Government Aiming to Introduce Rent Control Measures Across Scotland
September 3, 2015
A series of rent control measures look set to be introduced in Scotland through legislation designed to protect tenants from unexpected rises in their monthly outgoings.
In what could be good news for thousands of indebted Scottish households, the government is planning to introduce a Private Tenancies Bill that will effectively give it powers to control rent rises.
The underlying aim of the bill is to prevent rent rises from becoming too steep for families around the country to bear from a personal finance perspective.
First minister Nicola Sturgeon presented the Scottish National Party’s programme for government this week and outlined its goals for the 12 months before voters go to the polls and potentially elect new members of parliament.
Among the programme were details on the Private Tenancies Bill, which incorporates measures designed to “provide more predictable rents and protection for tenants against excessive rent increases, including the ability to introduce rent controls for rent pressure areas”.
In addition, the new rules will aim to provide a greater degree of protection for tenants in terms of their tenure within a particular property. So landlords will have less legal support for asking their tenants to leave at the end of a fixed-term contract of a particular length.
The SNP’s document outlining the Scottish government’s plans for 2015-16 says that the Private Tenancy Bill “will meet our commitment to give tenants in the private rented sector increased security while giving landlords, lenders and investors the confidence to continue investing in the sector”.
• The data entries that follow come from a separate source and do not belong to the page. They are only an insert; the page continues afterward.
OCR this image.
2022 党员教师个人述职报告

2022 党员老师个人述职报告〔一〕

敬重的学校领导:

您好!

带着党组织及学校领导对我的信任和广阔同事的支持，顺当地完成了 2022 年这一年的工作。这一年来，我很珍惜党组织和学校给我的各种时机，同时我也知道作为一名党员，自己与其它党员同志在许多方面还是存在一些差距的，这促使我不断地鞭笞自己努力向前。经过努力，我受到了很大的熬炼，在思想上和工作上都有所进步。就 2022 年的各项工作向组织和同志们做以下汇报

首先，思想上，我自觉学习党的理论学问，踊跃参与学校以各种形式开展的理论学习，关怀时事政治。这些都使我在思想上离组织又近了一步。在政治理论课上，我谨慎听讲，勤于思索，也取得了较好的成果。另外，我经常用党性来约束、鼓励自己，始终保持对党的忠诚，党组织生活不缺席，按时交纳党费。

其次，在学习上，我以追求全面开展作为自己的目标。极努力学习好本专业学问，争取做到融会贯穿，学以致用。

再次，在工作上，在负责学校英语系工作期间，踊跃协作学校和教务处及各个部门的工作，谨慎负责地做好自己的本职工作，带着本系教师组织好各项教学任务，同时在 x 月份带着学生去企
It also detailed some of the clearest differences of opinion between the government in Scotland and the UK government in Westminster with the SNP making no secret of its intention to “stand against austerity” and to work towards offsetting some of the cuts to public expenditure at the UK level.
“Tackling poverty remains our key priority, and this will become increasingly challenging because of announcements by the UK Government on welfare reform,” the ‘Stronger Scotland’ document insists.
“UK reforms to tax credits alone will reduce the incomes of between 200,000 and 250,000 households in Scotland, taking £700 million from the pockets of people on low incomes in Scotland every year,” it said.